自動車が生まれ、人が運転して荷物や家族を運び、幸せを運ぶようになったとき、人々は自動車の進化を期待しました。もっと安全に、もっと快適に走る車を望み、そして時代の技術者達はその期待に応え続けてきました。
やがて車は進化し、運転しやすく、快適になりました。しかし、安全性能が向上するほど人はスピードを上げて車を走らせたため、車の進化に比例して事故が減っているとはいえません。
ところで、事故を起こさずに少し早く目的地に到着できたとして、そこに何が生まれてきたのでしょうか。スピードアップによる到着時間の短縮は、私たちに本当の幸せをもたらしたのでしょうか。
減少しているとはいえ、未だに交通死亡事故が繰り返される今日の交通事故情勢は、私たちが本当に望んでいたものだったのでしょうか。
果物ナイフは、リンゴの皮をむいたり食べやすく切り分けるために使います。その使い方を誤ると手を切って血が流れますが、悪意がなければそれで人の命を奪うことはありません。
一方、自動車は、本来、安全で快適な乗り物です。しかし、使い方を誤ったり、小さな過失によって人の命を奪うことがあります。悪意などないのに、たくさんの命が失われています。
物は便利になるほど危険性は高くなります。進化することによってその便利さや快適さが強調され、危険性を感じることが難しくなりますが、その危険性を知らなければなりません。それを知らないまま使い続けて事故を起こし、取り返すことのできない結果を繰り返しているのです。
世の中は便利になり、車だけではなく、すべての物事がスピードアップしました。ニュースも豊富にスマホに届き、知識は増えました。しかし、現在を生きる私たちが本当に望むべきこと、大切にすべきことは何なのかについて考える時間が必要なのだと思います。そのひとつが、安全というものについての問いかけではないでしょうか。
安心とはイメージであり、空想や期待感に過ぎませんが、安全とは現実であり、交通事故も現実です。交通事故、交通死亡事故とは、人の体が想像できない形に変わり果て、生暖かい血が流れる、その臭いに満ちた現実です。
毎日繰り返されている交通事故という現実を避けるためには、安全というものの価値を見つけることから始めなければなりません。価値とは、人から与えられるものではなく、自分で見つけるものであり、それを見つけない限り、安全運転を習慣とすることはできないからです。
そして、そのために費やされる時間こそ、私たちを守るための大切な時間なのだと思います。
事故を起こしてしまえば、どんな謝罪もその償いにはなりません。被害者の命を取り返すことはできず、その家族の悲しみ、失われた平穏、幸せを償うことなどできないからです。
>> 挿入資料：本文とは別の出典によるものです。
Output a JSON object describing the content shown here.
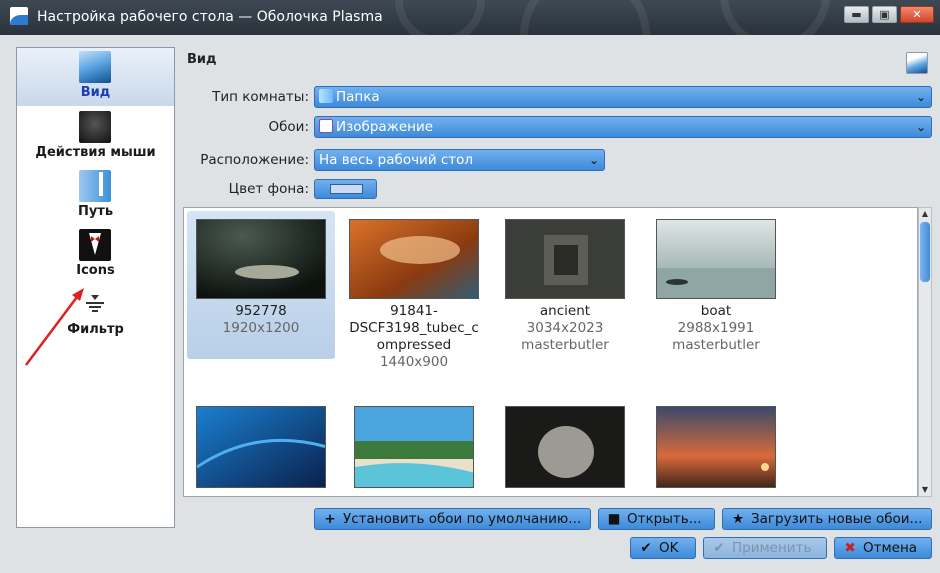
{
  "window": {
    "title": "Настройка рабочего стола — Оболочка Plasma",
    "buttons": {
      "minimize": "▬",
      "maximize": "▣",
      "close": "✕"
    }
  },
  "sidebar": {
    "items": [
      {
        "label": "Вид",
        "icon": "view-icon",
        "selected": true
      },
      {
        "label": "Действия мыши",
        "icon": "mouse-actions-icon",
        "selected": false
      },
      {
        "label": "Путь",
        "icon": "path-icon",
        "selected": false
      },
      {
        "label": "Icons",
        "icon": "icons-tuxedo-icon",
        "selected": false
      },
      {
        "label": "Фильтр",
        "icon": "filter-icon",
        "selected": false
      }
    ]
  },
  "main": {
    "header": "Вид",
    "fields": {
      "room_type": {
        "label": "Тип комнаты:",
        "value": "Папка"
      },
      "wallpaper": {
        "label": "Обои:",
        "value": "Изображение"
      },
      "placement": {
        "label": "Расположение:",
        "value": "На весь рабочий стол"
      },
      "bg_color": {
        "label": "Цвет фона:",
        "value": "#c8dbf3"
      }
    },
    "gallery": [
      {
        "name": "952778",
        "meta1": "1920x1200",
        "meta2": "",
        "selected": true
      },
      {
        "name": "91841-DSCF3198_tubec_compressed",
        "name_lines": [
          "91841-",
          "DSCF3198_tubec_c",
          "ompressed"
        ],
        "meta1": "1440x900",
        "meta2": ""
      },
      {
        "name": "ancient",
        "meta1": "3034x2023",
        "meta2": "masterbutler"
      },
      {
        "name": "boat",
        "meta1": "2988x1991",
        "meta2": "masterbutler"
      }
    ],
    "buttons": {
      "default_wallpaper": "Установить обои по умолчанию...",
      "open": "Открыть...",
      "download": "Загрузить новые обои..."
    }
  },
  "dialog_buttons": {
    "ok": "OK",
    "apply": "Применить",
    "cancel": "Отмена"
  },
  "colors": {
    "accent": "#3d8ad9",
    "selected_text": "#1b3db5",
    "annotation_arrow": "#e02020"
  }
}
そして、その車を運転していた加害者自身も豊かな人生を失い、家族にも終わることのない悲しみをもたらしますが、その加害者とは、明日の私たち自身なのかもしれないのです。
私たちが望んでいた社会とは、人も車も、大人も子どもも老人も、それぞれが支え合う豊かで安全な社会だったはずです。
交通安全とその価値について考える時間、それは私たちにとって必要な時間であり、大切な時間なのだと思っています。